I'm trying to backtest a trading strategy using the bt
library by using one of the examples presented on their web page (I'm not retrieving the data as presented due to the bt.get()
function not working. But here is the code that I'm using (I know some of the df
handling is messy but it gets the job done):
import bt, pandas as pd, yfinance as yf, datetime as dt, os, requests
from pandas_datareader import data as pdr
yf.pdr_override
ticks = ['AAPL','MSFT','C','GS','GE']
data = tdaph(ticks[0])
data = data.set_index('datetime')
data[ticks[0]] = data['close']
data = data.drop('close',axis=1)
for i in range(1,len(ticks)):
aa = tdaph(ticks[i])
aa = aa.set_index('datetime')
data[ticks[i]] = aa['close']
print('done')
data.index = pd.to_datetime(data.index)
data = data.astype('float')
sma = data.rolling(50).mean()
class SelectWhere(bt.Algo):
def __init__(self, signal):
self.signal = signal
def __call__(self, target):
if target.now in self.signal.index:
sig = self.signal.loc[target.now]
selected = list(sig.index[sig])
target.temp['selected'] = selected
print('hecho')
s = bt.Strategy('above50sma', [SelectWhere(data > sma),
bt.algos.WeighEqually(),
bt.algos.Rebalance()])
print('strat hecha')
t = bt.Backtest(strategy=s,data=data)
print('backtest hecho')
res = bt.run(t)
But when running the bt.run()
function, I'm getting the following RuntimeWarning message:
Warning (from warnings module):
File "/Library/Frameworks/Python.framework/Versions/3.9/lib/python3.9/site-packages/ffn/core.py", line 2299
res = np.divide(er.mean(), std)
RuntimeWarning: invalid value encountered in true_divide
Any thoughts on what might be the problem? Thank you to anyone in advance.

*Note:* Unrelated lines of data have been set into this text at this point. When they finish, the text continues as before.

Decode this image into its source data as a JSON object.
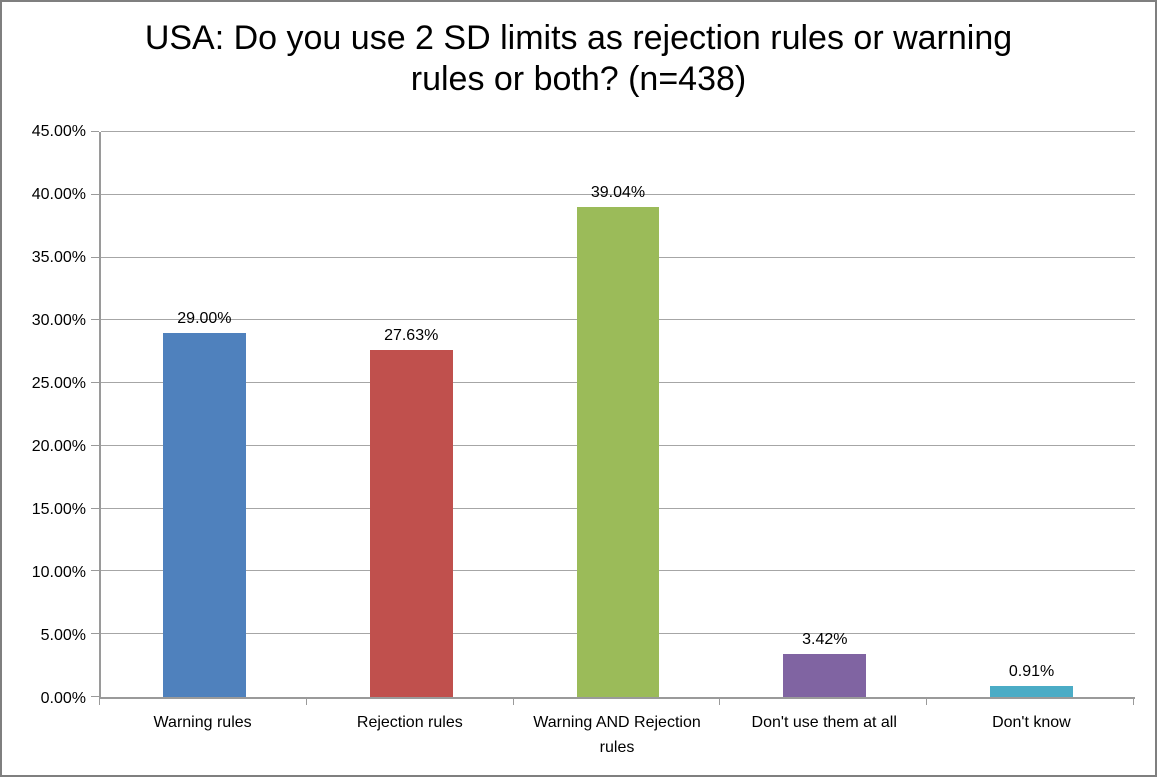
{
  "chart_data": {
    "type": "bar",
    "title": "USA: Do you use 2 SD limits as rejection rules or warning rules or both? (n=438)",
    "categories": [
      "Warning rules",
      "Rejection rules",
      "Warning AND Rejection rules",
      "Don't use them at all",
      "Don't know"
    ],
    "values": [
      29.0,
      27.63,
      39.04,
      3.42,
      0.91
    ],
    "data_labels": [
      "29.00%",
      "27.63%",
      "39.04%",
      "3.42%",
      "0.91%"
    ],
    "bar_colors": [
      "#4F81BD",
      "#C0504D",
      "#9BBB59",
      "#8064A2",
      "#4BACC6"
    ],
    "xlabel": "",
    "ylabel": "",
    "ylim": [
      0,
      45
    ],
    "y_tick_step": 5,
    "y_tick_labels": [
      "45.00%",
      "40.00%",
      "35.00%",
      "30.00%",
      "25.00%",
      "20.00%",
      "15.00%",
      "10.00%",
      "5.00%",
      "0.00%"
    ],
    "grid": "horizontal",
    "legend": "none",
    "axis_color": "#9A9A9A",
    "gridline_color": "#A6A6A6",
    "frame_border_color": "#7F7F7F",
    "background": "#FFFFFF"
  }
}
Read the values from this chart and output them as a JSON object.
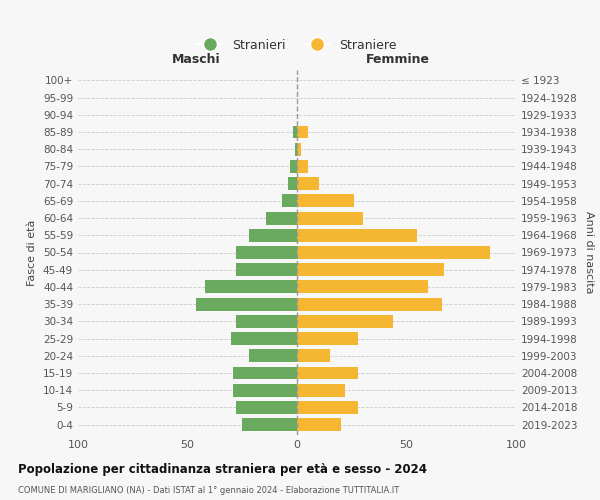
{
  "age_groups": [
    "100+",
    "95-99",
    "90-94",
    "85-89",
    "80-84",
    "75-79",
    "70-74",
    "65-69",
    "60-64",
    "55-59",
    "50-54",
    "45-49",
    "40-44",
    "35-39",
    "30-34",
    "25-29",
    "20-24",
    "15-19",
    "10-14",
    "5-9",
    "0-4"
  ],
  "birth_years": [
    "≤ 1923",
    "1924-1928",
    "1929-1933",
    "1934-1938",
    "1939-1943",
    "1944-1948",
    "1949-1953",
    "1954-1958",
    "1959-1963",
    "1964-1968",
    "1969-1973",
    "1974-1978",
    "1979-1983",
    "1984-1988",
    "1989-1993",
    "1994-1998",
    "1999-2003",
    "2004-2008",
    "2009-2013",
    "2014-2018",
    "2019-2023"
  ],
  "maschi": [
    0,
    0,
    0,
    2,
    1,
    3,
    4,
    7,
    14,
    22,
    28,
    28,
    42,
    46,
    28,
    30,
    22,
    29,
    29,
    28,
    25
  ],
  "femmine": [
    0,
    0,
    0,
    5,
    2,
    5,
    10,
    26,
    30,
    55,
    88,
    67,
    60,
    66,
    44,
    28,
    15,
    28,
    22,
    28,
    20
  ],
  "color_maschi": "#6aaa5f",
  "color_femmine": "#f5b731",
  "background_color": "#f7f7f7",
  "grid_color": "#cccccc",
  "title": "Popolazione per cittadinanza straniera per età e sesso - 2024",
  "subtitle": "COMUNE DI MARIGLIANO (NA) - Dati ISTAT al 1° gennaio 2024 - Elaborazione TUTTITALIA.IT",
  "xlabel_left": "Maschi",
  "xlabel_right": "Femmine",
  "ylabel_left": "Fasce di età",
  "ylabel_right": "Anni di nascita",
  "legend_maschi": "Stranieri",
  "legend_femmine": "Straniere",
  "xlim": 100,
  "xticks": [
    -100,
    -50,
    0,
    50,
    100
  ],
  "xticklabels": [
    "100",
    "50",
    "0",
    "50",
    "100"
  ]
}
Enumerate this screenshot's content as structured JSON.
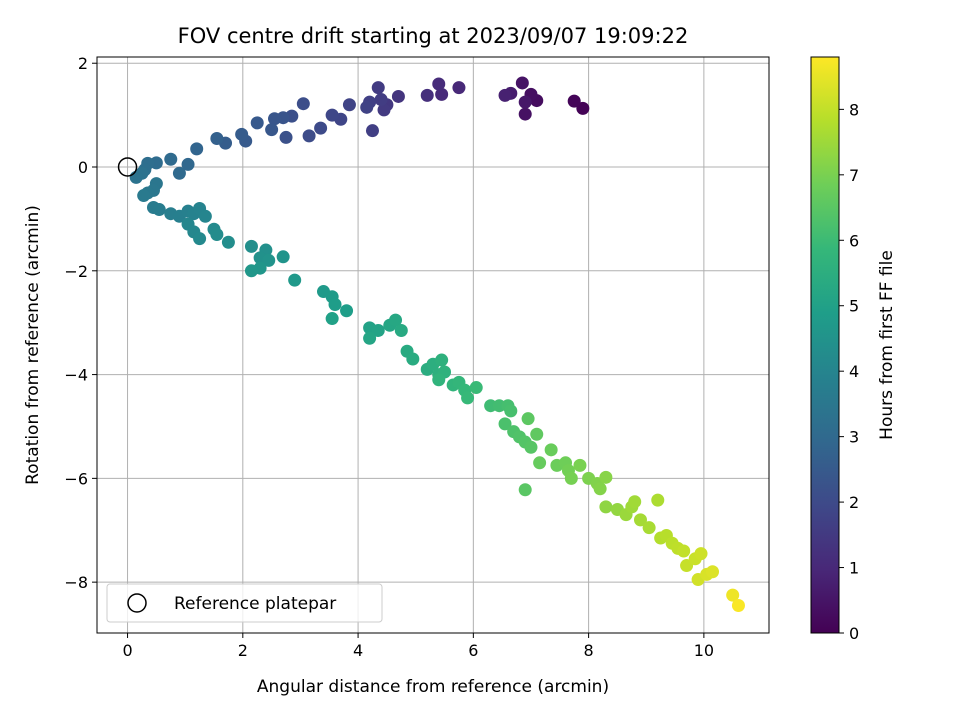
{
  "chart_data": {
    "type": "scatter",
    "title": "FOV centre drift starting at 2023/09/07 19:09:22",
    "xlabel": "Angular distance from reference (arcmin)",
    "ylabel": "Rotation from reference (arcmin)",
    "xlim": [
      -0.53,
      11.13
    ],
    "ylim": [
      -8.98,
      2.12
    ],
    "x_ticks": [
      "0",
      "2",
      "4",
      "6",
      "8",
      "10"
    ],
    "y_ticks": [
      "2",
      "0",
      "−2",
      "−4",
      "−6",
      "−8"
    ],
    "grid": true,
    "legend": {
      "placement": "lower-left",
      "entries": [
        "Reference platepar"
      ]
    },
    "reference_point": {
      "x": 0,
      "y": 0,
      "label": "Reference platepar"
    },
    "colorbar": {
      "label": "Hours from first FF file",
      "colormap": "viridis",
      "range": [
        0,
        8.8
      ],
      "ticks": [
        "0",
        "1",
        "2",
        "3",
        "4",
        "5",
        "6",
        "7",
        "8"
      ]
    },
    "colormap_stops": [
      "#440154",
      "#482878",
      "#3e4989",
      "#31688e",
      "#26828e",
      "#1f9e89",
      "#35b779",
      "#6ece58",
      "#b5de2b",
      "#fde725"
    ],
    "points": [
      [
        7.9,
        1.13,
        0.05
      ],
      [
        7.75,
        1.27,
        0.1
      ],
      [
        7.1,
        1.28,
        0.3
      ],
      [
        7.0,
        1.4,
        0.35
      ],
      [
        6.9,
        1.02,
        0.4
      ],
      [
        6.85,
        1.62,
        0.45
      ],
      [
        6.9,
        1.25,
        0.55
      ],
      [
        6.65,
        1.42,
        0.7
      ],
      [
        6.55,
        1.38,
        0.8
      ],
      [
        5.75,
        1.53,
        1.0
      ],
      [
        5.45,
        1.4,
        1.05
      ],
      [
        5.4,
        1.6,
        1.1
      ],
      [
        5.2,
        1.38,
        1.2
      ],
      [
        4.7,
        1.36,
        1.35
      ],
      [
        4.5,
        1.2,
        1.45
      ],
      [
        4.45,
        1.1,
        1.5
      ],
      [
        4.35,
        1.53,
        1.55
      ],
      [
        4.4,
        1.3,
        1.6
      ],
      [
        4.25,
        0.7,
        1.65
      ],
      [
        4.2,
        1.25,
        1.7
      ],
      [
        4.15,
        1.15,
        1.75
      ],
      [
        3.85,
        1.2,
        1.8
      ],
      [
        3.7,
        0.92,
        1.85
      ],
      [
        3.55,
        1.0,
        1.9
      ],
      [
        3.35,
        0.75,
        2.0
      ],
      [
        3.15,
        0.6,
        2.05
      ],
      [
        3.05,
        1.22,
        2.1
      ],
      [
        2.85,
        0.98,
        2.15
      ],
      [
        2.75,
        0.57,
        2.2
      ],
      [
        2.7,
        0.95,
        2.3
      ],
      [
        2.55,
        0.93,
        2.35
      ],
      [
        2.5,
        0.72,
        2.4
      ],
      [
        2.25,
        0.85,
        2.45
      ],
      [
        2.05,
        0.5,
        2.5
      ],
      [
        1.98,
        0.63,
        2.55
      ],
      [
        1.7,
        0.46,
        2.6
      ],
      [
        1.55,
        0.55,
        2.7
      ],
      [
        1.2,
        0.35,
        2.85
      ],
      [
        1.05,
        0.05,
        2.95
      ],
      [
        0.9,
        -0.12,
        3.0
      ],
      [
        0.75,
        0.15,
        3.05
      ],
      [
        0.5,
        0.08,
        3.1
      ],
      [
        0.35,
        0.07,
        3.15
      ],
      [
        0.3,
        -0.05,
        3.2
      ],
      [
        0.25,
        -0.12,
        3.3
      ],
      [
        0.15,
        -0.2,
        3.35
      ],
      [
        0.5,
        -0.32,
        3.45
      ],
      [
        0.45,
        -0.45,
        3.5
      ],
      [
        0.35,
        -0.5,
        3.55
      ],
      [
        0.28,
        -0.55,
        3.6
      ],
      [
        0.45,
        -0.78,
        3.65
      ],
      [
        0.55,
        -0.82,
        3.7
      ],
      [
        0.75,
        -0.9,
        3.75
      ],
      [
        0.9,
        -0.95,
        3.8
      ],
      [
        1.05,
        -0.85,
        3.85
      ],
      [
        1.15,
        -0.9,
        3.9
      ],
      [
        1.25,
        -0.8,
        3.95
      ],
      [
        1.35,
        -0.95,
        4.0
      ],
      [
        1.05,
        -1.1,
        4.05
      ],
      [
        1.15,
        -1.25,
        4.1
      ],
      [
        1.25,
        -1.38,
        4.15
      ],
      [
        1.5,
        -1.2,
        4.2
      ],
      [
        1.55,
        -1.3,
        4.25
      ],
      [
        1.75,
        -1.45,
        4.3
      ],
      [
        2.15,
        -1.53,
        4.35
      ],
      [
        2.4,
        -1.6,
        4.4
      ],
      [
        2.3,
        -1.75,
        4.45
      ],
      [
        2.45,
        -1.8,
        4.5
      ],
      [
        2.7,
        -1.73,
        4.55
      ],
      [
        2.3,
        -1.95,
        4.6
      ],
      [
        2.15,
        -2.0,
        4.65
      ],
      [
        2.9,
        -2.18,
        4.7
      ],
      [
        3.4,
        -2.4,
        4.75
      ],
      [
        3.55,
        -2.5,
        4.8
      ],
      [
        3.6,
        -2.65,
        4.85
      ],
      [
        3.8,
        -2.77,
        4.9
      ],
      [
        3.55,
        -2.92,
        5.0
      ],
      [
        4.2,
        -3.1,
        5.05
      ],
      [
        4.35,
        -3.15,
        5.1
      ],
      [
        4.2,
        -3.3,
        5.15
      ],
      [
        4.55,
        -3.05,
        5.2
      ],
      [
        4.65,
        -2.95,
        5.25
      ],
      [
        4.75,
        -3.15,
        5.3
      ],
      [
        4.85,
        -3.55,
        5.35
      ],
      [
        4.95,
        -3.7,
        5.4
      ],
      [
        5.2,
        -3.9,
        5.45
      ],
      [
        5.3,
        -3.8,
        5.5
      ],
      [
        5.4,
        -4.0,
        5.55
      ],
      [
        5.45,
        -3.72,
        5.6
      ],
      [
        5.5,
        -3.95,
        5.65
      ],
      [
        5.4,
        -4.1,
        5.7
      ],
      [
        5.65,
        -4.2,
        5.75
      ],
      [
        5.75,
        -4.15,
        5.8
      ],
      [
        5.85,
        -4.3,
        5.85
      ],
      [
        5.9,
        -4.45,
        5.9
      ],
      [
        6.05,
        -4.25,
        5.95
      ],
      [
        6.3,
        -4.6,
        6.05
      ],
      [
        6.45,
        -4.6,
        6.1
      ],
      [
        6.6,
        -4.6,
        6.15
      ],
      [
        6.65,
        -4.7,
        6.2
      ],
      [
        6.55,
        -4.95,
        6.25
      ],
      [
        6.7,
        -5.1,
        6.3
      ],
      [
        6.8,
        -5.2,
        6.35
      ],
      [
        6.9,
        -5.3,
        6.4
      ],
      [
        7.0,
        -5.4,
        6.45
      ],
      [
        6.9,
        -6.22,
        6.5
      ],
      [
        6.95,
        -4.85,
        6.55
      ],
      [
        7.1,
        -5.15,
        6.6
      ],
      [
        7.15,
        -5.7,
        6.7
      ],
      [
        7.35,
        -5.45,
        6.75
      ],
      [
        7.45,
        -5.75,
        6.8
      ],
      [
        7.6,
        -5.7,
        6.85
      ],
      [
        7.65,
        -5.85,
        6.9
      ],
      [
        7.7,
        -6.0,
        6.95
      ],
      [
        7.85,
        -5.75,
        7.0
      ],
      [
        8.0,
        -6.0,
        7.05
      ],
      [
        8.15,
        -6.1,
        7.1
      ],
      [
        8.2,
        -6.2,
        7.15
      ],
      [
        8.3,
        -5.98,
        7.2
      ],
      [
        8.3,
        -6.55,
        7.3
      ],
      [
        8.5,
        -6.6,
        7.35
      ],
      [
        8.65,
        -6.7,
        7.45
      ],
      [
        8.75,
        -6.55,
        7.5
      ],
      [
        8.8,
        -6.45,
        7.55
      ],
      [
        8.9,
        -6.8,
        7.6
      ],
      [
        9.05,
        -6.95,
        7.65
      ],
      [
        9.2,
        -6.42,
        7.7
      ],
      [
        9.25,
        -7.15,
        7.8
      ],
      [
        9.35,
        -7.1,
        7.85
      ],
      [
        9.45,
        -7.25,
        7.9
      ],
      [
        9.55,
        -7.35,
        7.95
      ],
      [
        9.65,
        -7.4,
        8.0
      ],
      [
        9.7,
        -7.68,
        8.05
      ],
      [
        9.85,
        -7.55,
        8.1
      ],
      [
        9.95,
        -7.45,
        8.15
      ],
      [
        9.9,
        -7.95,
        8.2
      ],
      [
        10.05,
        -7.85,
        8.3
      ],
      [
        10.15,
        -7.8,
        8.35
      ],
      [
        10.5,
        -8.25,
        8.6
      ],
      [
        10.6,
        -8.45,
        8.75
      ]
    ]
  }
}
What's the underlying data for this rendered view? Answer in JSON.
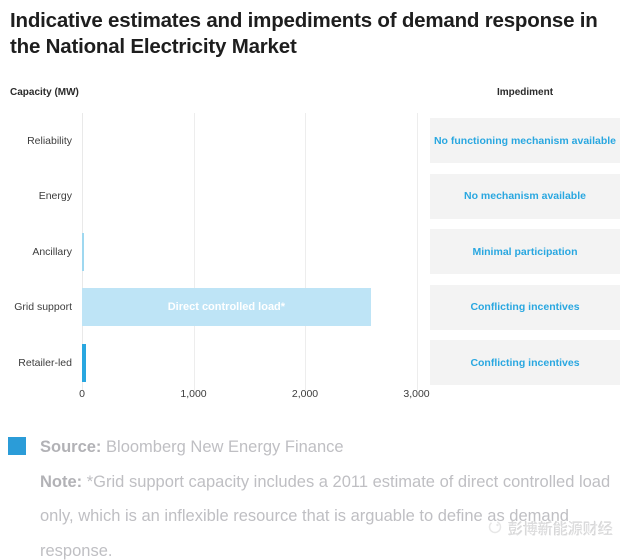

NumPy prints this warning when you try to do something like divide infinity by infinity:
What to do depends on the specifics of the situation. E.g. there might be situations where this happens as part of some optimization algorithm that later filters out any results that gave
nan
, so all you might want to do is get rid of the warning (there are many questions about how to do this on StackOverflow, e.g. How to avoid "RuntimeWarning: invalid value encountered in divide" in NumPy?). In other situations it could indicate that something more drastic is wrong.If you don't know whether the warning indicates that something is wrong, it's probably best to "convert warnings into errors" temporarily (convert numpy warnings to errors) so that an exception is thrown whenever this happens and you get a full traceback, including which line of your own script it resulted from.